10 Responses to “Why John Rentoul is wrong about cannabis”
John Stuarts
Good article, and I think legalization of cannabis is, for the reasons you give, probably sensible. One point though about the straighforwardness of ‘the argument for freedom’. A government is legitimately concerned about what its citizens put in their bodies. For example, using substances that elicit violent behaviour, or that are likely to lead to problematic addictions can clearly be social problems which affect not only the individual, but also those around him or her and the society more broadly. That there is a principle of full freedom of substance use is dubious – the principle is reactive to the substance and its likely effects. Government intervention is justified insofar as it has the intention of preventing people from harming others (Mill’s harm principle), making the libertarian argument for drug use rather misleading.
Dakiro
Good article.
SimonB
First, your aquaintances who suffered mental health problems and used cannabis: You cannot assume a connection, that’s obvious fallacious thinking. Even if there is a connection it may even be the case that their mental health issues drew them to the drug use. Second, the best research suggests that the kind of harm you imply are quite rare compared with the real damage caused by prohibition, as you demonstrate.
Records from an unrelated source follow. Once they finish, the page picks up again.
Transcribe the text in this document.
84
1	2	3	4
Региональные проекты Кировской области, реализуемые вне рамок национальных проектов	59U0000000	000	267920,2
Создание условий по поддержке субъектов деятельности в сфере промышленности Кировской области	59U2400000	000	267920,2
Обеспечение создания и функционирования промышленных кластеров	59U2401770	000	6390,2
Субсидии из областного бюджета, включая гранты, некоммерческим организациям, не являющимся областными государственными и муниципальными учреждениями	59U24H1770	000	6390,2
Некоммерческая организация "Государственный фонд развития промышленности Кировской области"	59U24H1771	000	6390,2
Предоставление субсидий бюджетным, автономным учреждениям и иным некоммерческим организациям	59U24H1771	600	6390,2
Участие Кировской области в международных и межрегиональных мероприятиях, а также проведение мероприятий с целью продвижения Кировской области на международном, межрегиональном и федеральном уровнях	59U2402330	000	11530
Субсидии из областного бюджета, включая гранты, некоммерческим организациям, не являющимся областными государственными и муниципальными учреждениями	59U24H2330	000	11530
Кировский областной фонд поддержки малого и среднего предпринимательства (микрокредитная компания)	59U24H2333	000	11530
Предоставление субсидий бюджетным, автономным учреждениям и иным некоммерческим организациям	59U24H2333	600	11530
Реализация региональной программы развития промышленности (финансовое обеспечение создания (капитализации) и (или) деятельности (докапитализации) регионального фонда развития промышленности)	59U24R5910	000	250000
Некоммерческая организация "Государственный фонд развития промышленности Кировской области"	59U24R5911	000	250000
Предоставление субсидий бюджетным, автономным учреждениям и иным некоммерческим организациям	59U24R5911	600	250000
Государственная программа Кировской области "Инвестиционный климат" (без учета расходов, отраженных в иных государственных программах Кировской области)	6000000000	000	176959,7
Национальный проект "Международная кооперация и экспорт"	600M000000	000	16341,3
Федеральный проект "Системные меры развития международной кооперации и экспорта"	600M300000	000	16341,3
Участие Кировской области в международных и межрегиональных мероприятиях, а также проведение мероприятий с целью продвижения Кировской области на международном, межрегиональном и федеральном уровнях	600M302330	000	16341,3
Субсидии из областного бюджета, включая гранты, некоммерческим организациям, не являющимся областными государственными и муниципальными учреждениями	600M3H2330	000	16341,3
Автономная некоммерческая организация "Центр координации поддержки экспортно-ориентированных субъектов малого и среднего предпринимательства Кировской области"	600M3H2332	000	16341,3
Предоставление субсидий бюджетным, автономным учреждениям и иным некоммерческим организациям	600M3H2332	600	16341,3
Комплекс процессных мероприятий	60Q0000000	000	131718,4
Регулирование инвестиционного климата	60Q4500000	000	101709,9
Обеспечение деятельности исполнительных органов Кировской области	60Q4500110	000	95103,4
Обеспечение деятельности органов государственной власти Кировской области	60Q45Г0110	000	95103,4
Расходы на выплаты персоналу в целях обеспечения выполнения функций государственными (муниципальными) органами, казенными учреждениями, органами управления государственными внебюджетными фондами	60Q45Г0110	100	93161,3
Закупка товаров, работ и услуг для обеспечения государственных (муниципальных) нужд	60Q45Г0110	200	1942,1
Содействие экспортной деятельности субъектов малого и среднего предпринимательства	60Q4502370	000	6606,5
The simple point is that policy should be about trying to do the least harm. Many countries have cottoned to this and are developing sensible drugs policies. Sadly they are being held back by the boneheaded attitude of the US and its insistence on maintaining current UN treaties on drugs.
Peter Reynolds
John Rentoul is a notorious fool when it comes to drugs policy. He’s scientifically illiterate and a stranger to common sense. This is what he wrote in June 2012:
“It is a bad thing that the drugs business is in the hands of criminals. My view is that it would
be a worse thing if it were legalised, and regulated or administered by the government.”
I wonder, in the history of journalism on drugs policy, even including Peter Hitchens, has there ever been a more stupid statement?
Charles Dailly
Cannabis does not cause schizophrenia. It can exacerbate the symptoms of someone with schizophrenia, however despite this many schizophrenics find cannabis more helpful and less side effects than their prescribed medication.
Any drug can cause mental health problems the most common one being alcohol. You did not say whether your friends used cannabis exclusively or with other drugs including alcohol. Otherwise a good article.